Wang Liangqi, Tian Shuo, Zhu Rong
State Key Laboratory of Precision Measurement Technology and Instrument, Department of Precision Instrument, Tsinghua University, 100084 Beijing, China.
Microsyst Nanoeng. 2023 Sep 21;9:117. doi: 10.1038/s41378-023-00590-4. eCollection 2023.
Hypertension is a worldwide health problem and a primary risk factor for cardiovascular disease. Continuous monitoring of blood pressure has important clinical value for the early diagnosis and prevention of cardiovascular disease. However, existing technologies for wearable continuous blood pressure monitoring are usually inaccurate, rely on subject-specific calibration and have poor generalization across individuals, which limit their practical applications. Here, we report a new blood pressure measurement method and develop an associated wearable device to implement continuous blood pressure monitoring for new subjects. The wearable device detects cardiac output and pulse waveform features through dual photoplethysmography (PPG) sensors worn on the palmar and dorsal sides of the wrist, incorporating custom-made interface sensors to detect the wearing contact pressure and skin temperature. The detected multichannel signals are fused using a machine-learning algorithm to estimate continuous blood pressure in real time. This dual PPG sensing method effectively eliminates the personal differences in PPG signals caused by different people and different wearing conditions. The proposed wearable device enables continuous blood pressure monitoring with good generalizability across individuals and demonstrates promising potential in personal health care applications.

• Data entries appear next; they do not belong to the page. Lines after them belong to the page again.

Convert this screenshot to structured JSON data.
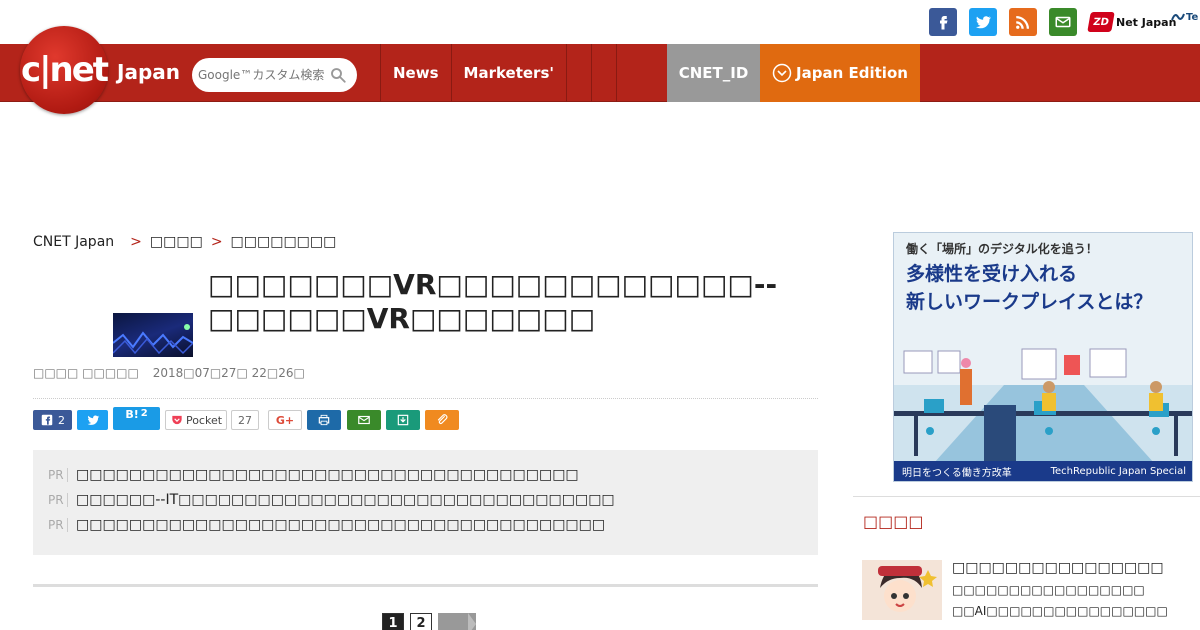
{
  "header": {
    "logo_text": "c|net",
    "logo_suffix": "Japan",
    "search_placeholder": "Google™カスタム検索",
    "zdnet_badge": "ZD",
    "zdnet_label": "Net Japan",
    "techrep_label": "Te",
    "nav": [
      {
        "label": "News"
      },
      {
        "label": "Marketers'"
      }
    ],
    "cnet_id_label": "CNET_ID",
    "edition_label": "Japan Edition"
  },
  "breadcrumb": [
    "CNET Japan",
    "□□□□",
    "□□□□□□□□"
  ],
  "breadcrumb_sep": ">",
  "article": {
    "title": "□□□□□□□VR□□□□□□□□□□□□--□□□□□□VR□□□□□□□",
    "author": "□□□□ □□□□□",
    "date": "2018□07□27□ 22□26□"
  },
  "share": {
    "fb_count": "2",
    "hatena_label": "B!",
    "hatena_count": "2",
    "pocket_label": "Pocket",
    "pocket_count": "27",
    "gplus_label": "G+"
  },
  "pr": {
    "tag": "PR",
    "items": [
      "□□□□□□□□□□□□□□□□□□□□□□□□□□□□□□□□□□□□□□",
      "□□□□□□--IT□□□□□□□□□□□□□□□□□□□□□□□□□□□□□□□□□",
      "□□□□□□□□□□□□□□□□□□□□□□□□□□□□□□□□□□□□□□□□"
    ]
  },
  "pager": {
    "page1": "1",
    "page2": "2"
  },
  "sidebar": {
    "ad": {
      "line1": "働く「場所」のデジタル化を追う！",
      "line2": "多様性を受け入れる",
      "line3": "新しいワークプレイスとは？",
      "footer_left": "明日をつくる働き方改革",
      "footer_right": "TechRepublic Japan Special"
    },
    "section_title": "□□□□",
    "item": {
      "title": "□□□□□□□□□□□□□□□□",
      "sub1": "□□□□□□□□□□□□□□□□□",
      "sub2": "□□AI□□□□□□□□□□□□□□□□"
    }
  },
  "colors": {
    "brand_red": "#b3241a",
    "edition_orange": "#e06a10",
    "cnet_id_gray": "#999999"
  }
}
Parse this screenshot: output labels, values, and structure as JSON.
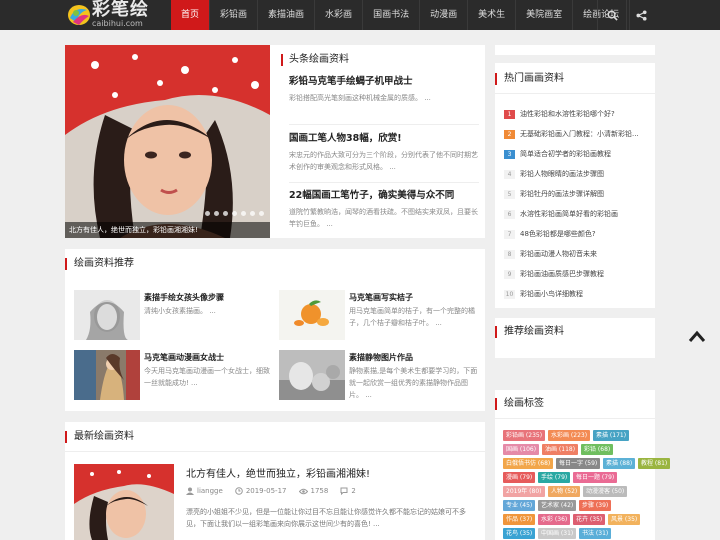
{
  "site": {
    "logo_text": "彩笔绘",
    "logo_sub": "caibihui.com"
  },
  "nav": {
    "items": [
      "首页",
      "彩铅画",
      "素描油画",
      "水彩画",
      "国画书法",
      "动漫画",
      "美术生",
      "美院画室",
      "绘画论坛"
    ],
    "active": 0
  },
  "colors": {
    "topbar": "#2b2b2b",
    "accent": "#d0191a"
  },
  "icons": {
    "search": "search-icon",
    "share": "share-icon",
    "backtop": "chevron-up-icon"
  },
  "headline": {
    "section_title": "头条绘画资料",
    "hero_caption": "北方有佳人，绝世而独立，彩铅画湘湘妹!",
    "items": [
      {
        "title": "彩铅马克笔手绘蝎子机甲战士",
        "desc": "彩铅搭配高光笔刻画这种机械金属的质感。 ..."
      },
      {
        "title": "国画工笔人物38幅，欣赏!",
        "desc": "宋忠元的作品大致可分为三个阶段，分别代表了他不同时期艺术创作的审美观念和形式风格。 ..."
      },
      {
        "title": "22幅国画工笔竹子，确实美得与众不同",
        "desc": "道院竹繁教晌浩，闻琴的酒看扶疏。不图结实来双凤，且要长竿钓巨鱼。 ..."
      }
    ]
  },
  "recommend": {
    "section_title": "绘画资料推荐",
    "items": [
      {
        "title": "素描手绘女孩头像步骤",
        "desc": "清纯小女孩素描画。 ..."
      },
      {
        "title": "马克笔画写实桔子",
        "desc": "用马克笔画简单的桔子，有一个完整的橘子，几个桔子瓣和桔子叶。 ..."
      },
      {
        "title": "马克笔画动漫画女战士",
        "desc": "今天用马克笔画动漫画一个女战士，细致一丝就能成功! ..."
      },
      {
        "title": "素描静物图片作品",
        "desc": "静物素描,是每个美术生都要学习的，下面就一起欣赏一组优秀的素描静物作品图片。 ..."
      }
    ]
  },
  "latest": {
    "section_title": "最新绘画资料",
    "item": {
      "title": "北方有佳人，绝世而独立，彩铅画湘湘妹!",
      "author": "liangge",
      "date": "2019-05-17",
      "views": "1758",
      "comments": "2",
      "desc": "漂亮的小姐姐不少见，但是一位能让你过目不忘且能让你感觉许久都不能忘记的姑娘可不多见，下面让我们以一组彩笔画来向你展示这世间少有的喜色! ..."
    }
  },
  "hot": {
    "section_title": "热门画画资料",
    "items": [
      {
        "rank": "1",
        "title": "油性彩铅和水溶性彩铅哪个好?"
      },
      {
        "rank": "2",
        "title": "无基础彩铅画入门教程：小清新彩铅..."
      },
      {
        "rank": "3",
        "title": "简单适合初学者的彩铅画教程"
      },
      {
        "rank": "4",
        "title": "彩铅人物眼睛的画法步骤图"
      },
      {
        "rank": "5",
        "title": "彩铅牡丹的画法步骤详解图"
      },
      {
        "rank": "6",
        "title": "水溶性彩铅画简单好看的彩铅画"
      },
      {
        "rank": "7",
        "title": "48色彩铅都是哪些颜色?"
      },
      {
        "rank": "8",
        "title": "彩铅画动漫人物初音未来"
      },
      {
        "rank": "9",
        "title": "彩铅画油画质感巴步骤教程"
      },
      {
        "rank": "10",
        "title": "彩铅画小鸟详细教程"
      }
    ]
  },
  "recommend_side": {
    "section_title": "推荐绘画资料"
  },
  "tags": {
    "section_title": "绘画标签",
    "items": [
      {
        "label": "彩铅画 (235)",
        "color": "#e8737a"
      },
      {
        "label": "水彩画 (223)",
        "color": "#f38b54"
      },
      {
        "label": "素描 (171)",
        "color": "#47a3c4"
      },
      {
        "label": "国画 (106)",
        "color": "#e58aa8"
      },
      {
        "label": "油画 (118)",
        "color": "#ef7f64"
      },
      {
        "label": "彩铅 (68)",
        "color": "#6fbe5f"
      },
      {
        "label": "白俄悟书仿 (68)",
        "color": "#f2a64a"
      },
      {
        "label": "每日一字 (59)",
        "color": "#888888"
      },
      {
        "label": "素描 (88)",
        "color": "#5cb1d6"
      },
      {
        "label": "教程 (81)",
        "color": "#9ab540"
      },
      {
        "label": "漫画 (79)",
        "color": "#e65b5b"
      },
      {
        "label": "手绘 (79)",
        "color": "#29a8a3"
      },
      {
        "label": "每日一题 (79)",
        "color": "#ea6b94"
      },
      {
        "label": "2019年 (80)",
        "color": "#f1a3a3"
      },
      {
        "label": "人物 (52)",
        "color": "#f0a860"
      },
      {
        "label": "动漫漫客 (50)",
        "color": "#bbbbbb"
      },
      {
        "label": "专业 (45)",
        "color": "#64a7d8"
      },
      {
        "label": "艺术家 (42)",
        "color": "#999999"
      },
      {
        "label": "步骤 (39)",
        "color": "#ee6f56"
      },
      {
        "label": "作品 (37)",
        "color": "#f0963c"
      },
      {
        "label": "水彩 (36)",
        "color": "#e56a8c"
      },
      {
        "label": "花卉 (35)",
        "color": "#dd5f71"
      },
      {
        "label": "风景 (35)",
        "color": "#f2b25d"
      },
      {
        "label": "花鸟 (35)",
        "color": "#3aa3d3"
      },
      {
        "label": "中国画 (31)",
        "color": "#c9c9c9"
      },
      {
        "label": "书法 (31)",
        "color": "#5aaed8"
      }
    ]
  }
}
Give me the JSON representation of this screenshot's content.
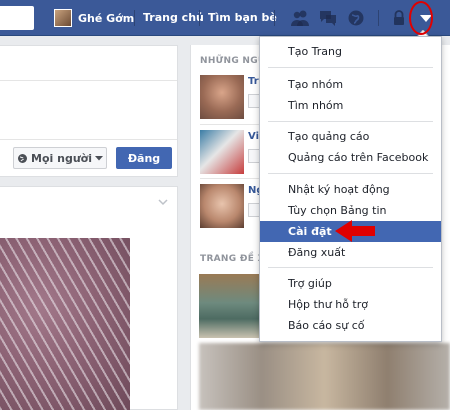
{
  "topbar": {
    "profile_name": "Ghé Gớm",
    "nav_home": "Trang chủ",
    "nav_find_friends": "Tìm bạn bè",
    "icons": [
      "friend-requests-icon",
      "messages-icon",
      "notifications-globe-icon",
      "privacy-lock-icon",
      "account-menu-arrow-icon"
    ],
    "bar_color": "#3b5998"
  },
  "composer": {
    "audience_label": "Mọi người",
    "post_label": "Đăng"
  },
  "right_column": {
    "pymk_title": "NHỮNG NGƯỜI",
    "pymk_names": [
      "Tr",
      "Vi",
      "Ng"
    ],
    "suggested_pages_title": "TRANG ĐỀ XI"
  },
  "account_menu": {
    "groups": [
      [
        "Tạo Trang"
      ],
      [
        "Tạo nhóm",
        "Tìm nhóm"
      ],
      [
        "Tạo quảng cáo",
        "Quảng cáo trên Facebook"
      ],
      [
        "Nhật ký hoạt động",
        "Tùy chọn Bảng tin",
        "Cài đặt",
        "Đăng xuất"
      ],
      [
        "Trợ giúp",
        "Hộp thư hỗ trợ",
        "Báo cáo sự cố"
      ]
    ],
    "highlighted_item": "Cài đặt",
    "highlight_color": "#4267b2"
  },
  "annotations": {
    "color": "#e00000"
  }
}
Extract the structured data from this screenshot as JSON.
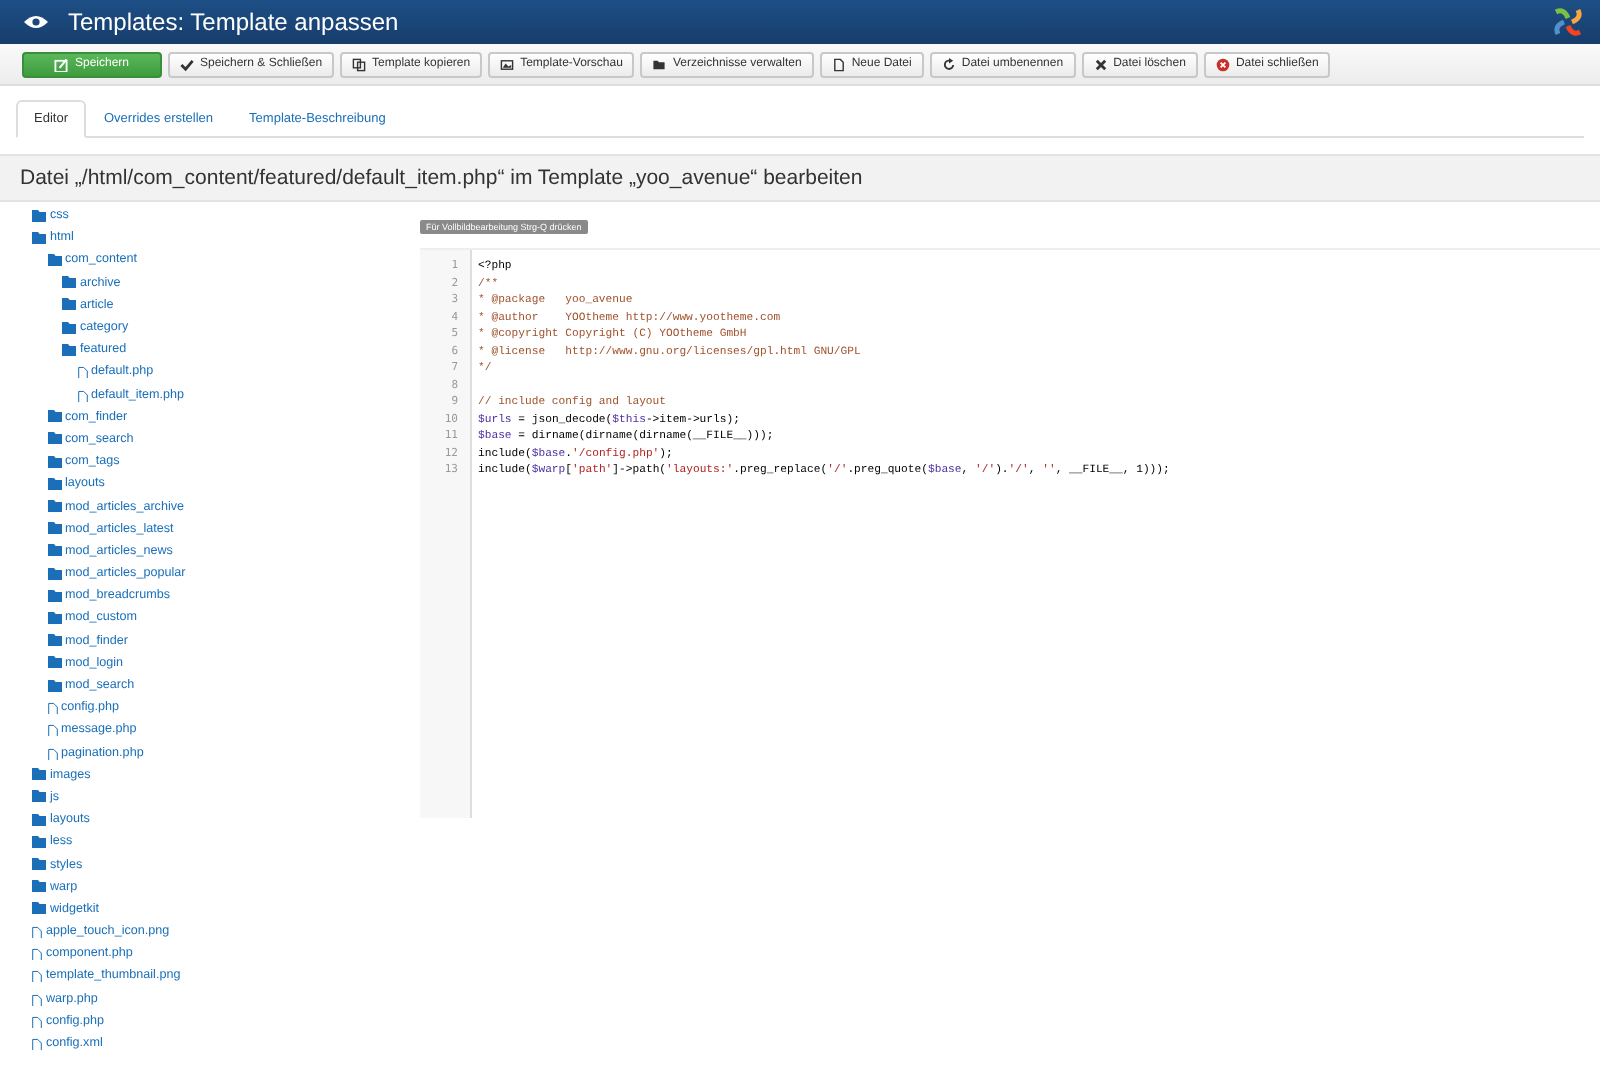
{
  "header": {
    "title": "Templates: Template anpassen"
  },
  "toolbar": [
    {
      "label": "Speichern",
      "kind": "primary"
    },
    {
      "label": "Speichern & Schließen",
      "kind": "default"
    },
    {
      "label": "Template kopieren",
      "kind": "default"
    },
    {
      "label": "Template-Vorschau",
      "kind": "default"
    },
    {
      "label": "Verzeichnisse verwalten",
      "kind": "default"
    },
    {
      "label": "Neue Datei",
      "kind": "default"
    },
    {
      "label": "Datei umbenennen",
      "kind": "default"
    },
    {
      "label": "Datei löschen",
      "kind": "default"
    },
    {
      "label": "Datei schließen",
      "kind": "default"
    }
  ],
  "tabs": [
    {
      "label": "Editor",
      "selected": true
    },
    {
      "label": "Overrides erstellen",
      "selected": false
    },
    {
      "label": "Template-Beschreibung",
      "selected": false
    }
  ],
  "heading": "Datei „/html/com_content/featured/default_item.php“ im Template „yoo_avenue“ bearbeiten",
  "tree": [
    {
      "name": "css",
      "kind": "folder"
    },
    {
      "name": "html",
      "kind": "folder",
      "children": [
        {
          "name": "com_content",
          "kind": "folder",
          "children": [
            {
              "name": "archive",
              "kind": "folder"
            },
            {
              "name": "article",
              "kind": "folder"
            },
            {
              "name": "category",
              "kind": "folder"
            },
            {
              "name": "featured",
              "kind": "folder",
              "children": [
                {
                  "name": "default.php",
                  "kind": "file"
                },
                {
                  "name": "default_item.php",
                  "kind": "file"
                }
              ]
            }
          ]
        },
        {
          "name": "com_finder",
          "kind": "folder"
        },
        {
          "name": "com_search",
          "kind": "folder"
        },
        {
          "name": "com_tags",
          "kind": "folder"
        },
        {
          "name": "layouts",
          "kind": "folder"
        },
        {
          "name": "mod_articles_archive",
          "kind": "folder"
        },
        {
          "name": "mod_articles_latest",
          "kind": "folder"
        },
        {
          "name": "mod_articles_news",
          "kind": "folder"
        },
        {
          "name": "mod_articles_popular",
          "kind": "folder"
        },
        {
          "name": "mod_breadcrumbs",
          "kind": "folder"
        },
        {
          "name": "mod_custom",
          "kind": "folder"
        },
        {
          "name": "mod_finder",
          "kind": "folder"
        },
        {
          "name": "mod_login",
          "kind": "folder"
        },
        {
          "name": "mod_search",
          "kind": "folder"
        },
        {
          "name": "config.php",
          "kind": "file"
        },
        {
          "name": "message.php",
          "kind": "file"
        },
        {
          "name": "pagination.php",
          "kind": "file"
        }
      ]
    },
    {
      "name": "images",
      "kind": "folder"
    },
    {
      "name": "js",
      "kind": "folder"
    },
    {
      "name": "layouts",
      "kind": "folder"
    },
    {
      "name": "less",
      "kind": "folder"
    },
    {
      "name": "styles",
      "kind": "folder"
    },
    {
      "name": "warp",
      "kind": "folder"
    },
    {
      "name": "widgetkit",
      "kind": "folder"
    },
    {
      "name": "apple_touch_icon.png",
      "kind": "file"
    },
    {
      "name": "component.php",
      "kind": "file"
    },
    {
      "name": "template_thumbnail.png",
      "kind": "file"
    },
    {
      "name": "warp.php",
      "kind": "file"
    },
    {
      "name": "config.php",
      "kind": "file"
    },
    {
      "name": "config.xml",
      "kind": "file"
    }
  ],
  "editor_hint": "Für Vollbildbearbeitung Strg-Q drücken",
  "code": [
    {
      "number": "1",
      "tokens": [
        {
          "text": "<?php",
          "kind": "plain"
        }
      ]
    },
    {
      "number": "2",
      "tokens": [
        {
          "text": "/**",
          "kind": "comment"
        }
      ]
    },
    {
      "number": "3",
      "tokens": [
        {
          "text": "* @package   yoo_avenue",
          "kind": "comment"
        }
      ]
    },
    {
      "number": "4",
      "tokens": [
        {
          "text": "* @author    YOOtheme http://www.yootheme.com",
          "kind": "comment"
        }
      ]
    },
    {
      "number": "5",
      "tokens": [
        {
          "text": "* @copyright Copyright (C) YOOtheme GmbH",
          "kind": "comment"
        }
      ]
    },
    {
      "number": "6",
      "tokens": [
        {
          "text": "* @license   http://www.gnu.org/licenses/gpl.html GNU/GPL",
          "kind": "comment"
        }
      ]
    },
    {
      "number": "7",
      "tokens": [
        {
          "text": "*/",
          "kind": "comment"
        }
      ]
    },
    {
      "number": "8"
    },
    {
      "number": "9",
      "tokens": [
        {
          "text": "// include config and layout",
          "kind": "comment"
        }
      ]
    },
    {
      "number": "10",
      "tokens": [
        {
          "text": "$urls",
          "kind": "var"
        },
        {
          "text": " = json_decode(",
          "kind": "plain"
        },
        {
          "text": "$this",
          "kind": "var"
        },
        {
          "text": "->item->urls);",
          "kind": "plain"
        }
      ]
    },
    {
      "number": "11",
      "tokens": [
        {
          "text": "$base",
          "kind": "var"
        },
        {
          "text": " = dirname(dirname(dirname(__FILE__)));",
          "kind": "plain"
        }
      ]
    },
    {
      "number": "12",
      "tokens": [
        {
          "text": "include(",
          "kind": "plain"
        },
        {
          "text": "$base",
          "kind": "var"
        },
        {
          "text": ".",
          "kind": "plain"
        },
        {
          "text": "'/config.php'",
          "kind": "string"
        },
        {
          "text": ");",
          "kind": "plain"
        }
      ]
    },
    {
      "number": "13",
      "tokens": [
        {
          "text": "include(",
          "kind": "plain"
        },
        {
          "text": "$warp",
          "kind": "var"
        },
        {
          "text": "[",
          "kind": "plain"
        },
        {
          "text": "'path'",
          "kind": "string"
        },
        {
          "text": "]->path(",
          "kind": "plain"
        },
        {
          "text": "'layouts:'",
          "kind": "string"
        },
        {
          "text": ".preg_replace(",
          "kind": "plain"
        },
        {
          "text": "'/'",
          "kind": "string"
        },
        {
          "text": ".preg_quote(",
          "kind": "plain"
        },
        {
          "text": "$base",
          "kind": "var"
        },
        {
          "text": ", ",
          "kind": "plain"
        },
        {
          "text": "'/'",
          "kind": "string"
        },
        {
          "text": ").",
          "kind": "plain"
        },
        {
          "text": "'/'",
          "kind": "string"
        },
        {
          "text": ", ",
          "kind": "plain"
        },
        {
          "text": "''",
          "kind": "string"
        },
        {
          "text": ", __FILE__, 1)));",
          "kind": "plain"
        }
      ]
    }
  ]
}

高血压是一个全球性的健康问题,也是心血管疾病的主要风险因素。持续监测血压对心血管疾病的早期诊断和预防具有重要的临床价值。然而,现有的可穿戴式连续血压监测技术通常不准确,依赖于个体特异性校准,且个体间的通用性较差,这限制了它们的实际应用。在此,我们报告一种新的血压测量方法,并开发一种相关的可穿戴设备,以对新受试者进行连续血压监测。该可穿戴设备通过佩戴在手腕掌侧和背侧的双光电容积脉搏波描记法(PPG)传感器检测心输出量和脉搏波形特征,并结合定制的接口传感器来检测佩戴接触压力和皮肤温度。利用机器学习算法对检测到的多通道信号进行融合,以实时估计连续血压。这种双PPG传感方法有效地消除了不同人和不同佩戴条件导致的PPG信号中的个体差异。所提出的可穿戴设备能够对个体进行具有良好通用性的连续血压监测,并在个人医疗保健应用中显示出有前景的潜力。